NLF3 post-confinement. Angoisses larvées, ressassement de motifs de joie, solitudes reliées par l’échange de fichiers et coutures en studio. Un album d’un groupe toujours aussi enthousiasmant, même si plus noir et lourd.
Le syndrome français… Essayons une expérience de pensée : si NLF3, formé il y a près de 25 ans à Paris par les frères Nicolas et Fabrice Laureau (ex-Prohibition, alias Don Niño et F/Lor), avait été anglo-saxon, il serait en tête de tous les classements, pop, expérimentaux et serait un des groupes inépuisables, qu’on verrait sur toutes les scènes qui comptent, petites ou grandes. Oui mais voilà ma brave dame, ils sont d’chez nous. Alors qu’ils ont en vérité les oreilles et les mains tournées vers tous les horizons du monde ! Afro beat, dark ambient, post punk, envoyez la musique (les musiques). Musique pour danser et se creuser les méninges, essentielles et pleines de références, sans faire de jaloux.
On ne sait jamais à quoi vraiment s’attendre avec un disque de NLF3, dans quelles directions il va nous emmener. En cela, on peut se sentir plus ou moins proche suivant les livraisons.

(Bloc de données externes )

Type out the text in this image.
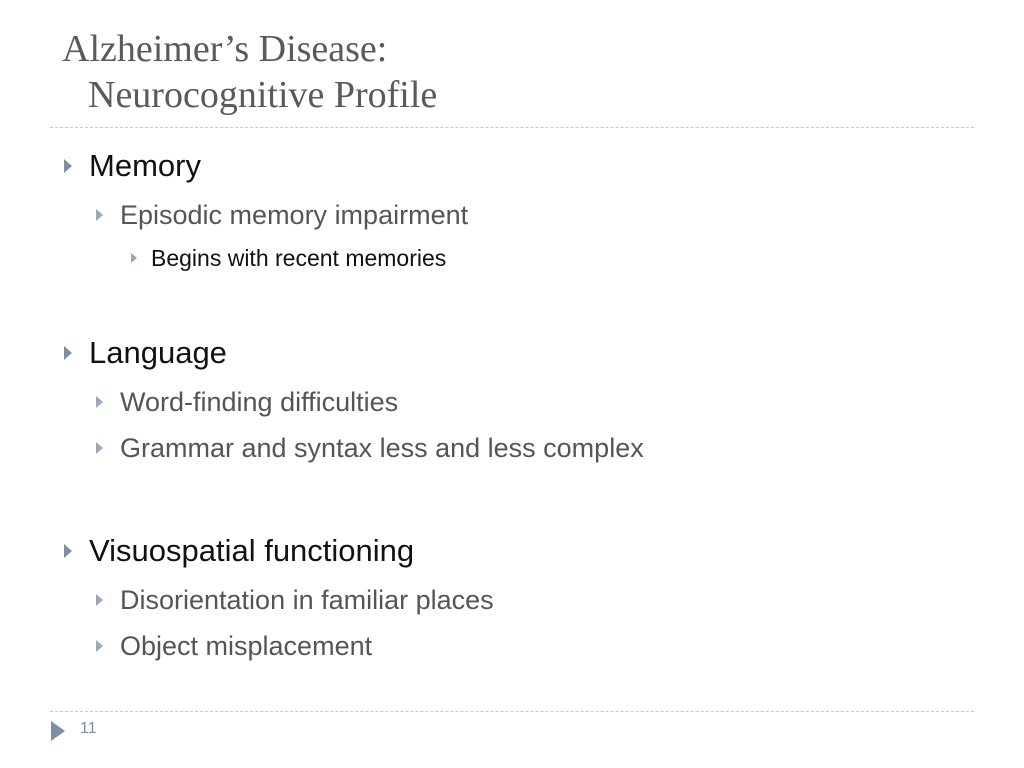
Alzheimer’s Disease:
Neurocognitive Profile
Memory
Episodic memory impairment
Begins with recent memories
Language
Word-finding difficulties
Grammar and syntax less and less complex
Visuospatial functioning
Disorientation in familiar places
Object misplacement
11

Et ce nouvel album me touche beaucoup. Globalement plus sombre, il fouille des bacs qui m’ont toujours plu. Est-ce le retour de Shane Aspegren dans la galaxie Laureau ? Toujours est-il qu’un air de Berg Sans Nipple (groupe énorme de ces vingt dernières années, magistral sur scène comme sur album et dont l’insuccès me met en rage) flotte ici ou là (Ka in You You). ”O Days” s’est-il aussi nourri des triturages sombres de Bruit Noir, avec l’impeccable Pirès (mon amour) à la manœuvre (il est derrière les fûts depuis 2006) ?
Et puis, il y a toujours cet africanisme (Prince One, Cannette) qui surnage ici, englué dans une mélancolie, voire une mélasse sombre post-punk mais aussi venue des musiques électroniques les plus extrêmes, des magiciens de studios qui désenchantent (et ruinent…) les quadras bientôt quinqua à coup d’éditions limitées sur boomkat.
L’optique de production de l’album semble avoir été la vague, la dilution. Les éléments apparaissent, s’effacent, ressurgissent, quelquefois juste à l’état de fragments quand ce n’est pas le morceau lui-même qui semble rester dans un état d’inachèvement ou plutôt un état d’esprit, un vague à l’âme, une inspiration momentanée.
“O Days” incarne peut-être le plus, dans sa forme même, les méthodes de jeu de NLF3, voire des différentes incarnations des membres du groupe. Ainsi Spring Tun’ pourrait apparaître dans le corpus de Don Niño, mais les coulées de basses et les zébrures (percussions, productions) donnent une toute autre teinte au titre.
Quoiqu’il en soit, “O Days” est une excellente surprise d’un groupe toujours prolifique avec de nouvelles atmosphères plus lourdes et plus sombres et un côté inachèvement, mise en suspens, comme des scansions à la Jacques Lacan, des plus stimulantes.
Avec l’aide de Johanna D, africaniste de salon.
”O Days” est sorti en LP, numérique et CD chez Prohibited Records le 25 octobre 2024.